Tools of rDNA Technology
There are four major requirements of gene cloning or recombinant DNA Technology.
Gene of interest
Vector molecule
Enzyme
Host
cloning vector in biotechnology
what is gene of interest?
The DNA sequence that has a desirable phenotypic expression i.e., genes for biotic and stress resistance, genes for quality traits etc.
The DNA sequence that is to be cloned.
The DNA sequence that is to be transferred for production of transgenic or genetically modified organism (Transgene).
The DNA sequence that is to be transferred from one organism to another organism in which it is not occurs naturally (foreign gene).
What are vector?
Vectors are the carriers of genes which carry the genes from one organism to another organism and replicate it into many copies.
Vector is a recombinant DNA molecule that is capable of independent replication when introduced into a suitable organism.
Vector acts as a vehicle that transports the gene into a host cell (usually, bacterium).
Ex. Plasmid, cosmid, phagemid, YAC and BAC etc.
What are restriction endonucleases?
Endonucleases are the enzymes that produce internal cuts, called cleavage (both the strand are cut) in DNA molecule.

The endonuclease enzyme that cut the DNA at or near a specific sequence are termed as restriction endonuclease enzymes.
The site recognized by the enzymes is known as recognition site or recognition sequence.
Restriction enzymes are also known as Molecular Scissors
What are ligases?
DNA ligase is a enzyme that can link together DNA strands that have double-strand breaks (a break in both complementary strands of DNA).

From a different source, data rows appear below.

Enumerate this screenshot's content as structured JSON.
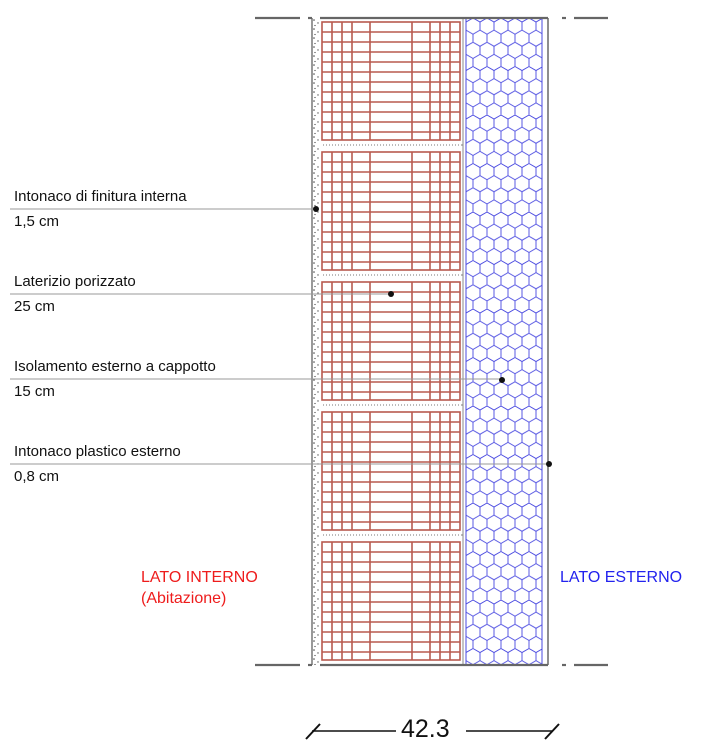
{
  "layers": [
    {
      "title": "Intonaco di finitura interna",
      "thickness": "1,5 cm"
    },
    {
      "title": "Laterizio porizzato",
      "thickness": "25 cm"
    },
    {
      "title": "Isolamento esterno a cappotto",
      "thickness": "15 cm"
    },
    {
      "title": "Intonaco plastico esterno",
      "thickness": "0,8 cm"
    }
  ],
  "sides": {
    "internal": {
      "line1": "LATO INTERNO",
      "line2": "(Abitazione)"
    },
    "external": "LATO ESTERNO"
  },
  "dimension": "42.3",
  "colors": {
    "brick": "#b85a4e",
    "insulation_hex": "#4848e0",
    "internal_text": "#ee1c1c",
    "external_text": "#2222ee",
    "leader": "#999999",
    "section_line": "#666666"
  }
}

Naturally DNA ligase has applications in both DNA replication and DNA repair .
Needs ATP
DNA ligase has extensive use in molecular biology laboratories for genetic recombination experiments
What is host?
Any organism (usually bacterium) in which a vector molecule can multiply.
Properties of a good host:
It should be easy to transform.
It should support the replication of recombinant DNA.
It should be free from the elements that interfere with replication of recombinant DNA.

It should lack active restriction enzyme e.g., Ecoli, K12, HB 101.
It should not have methylase. (methylase protect DNA from RE).
It should be deficient in normal recombination, so that the DNA insert is not altered.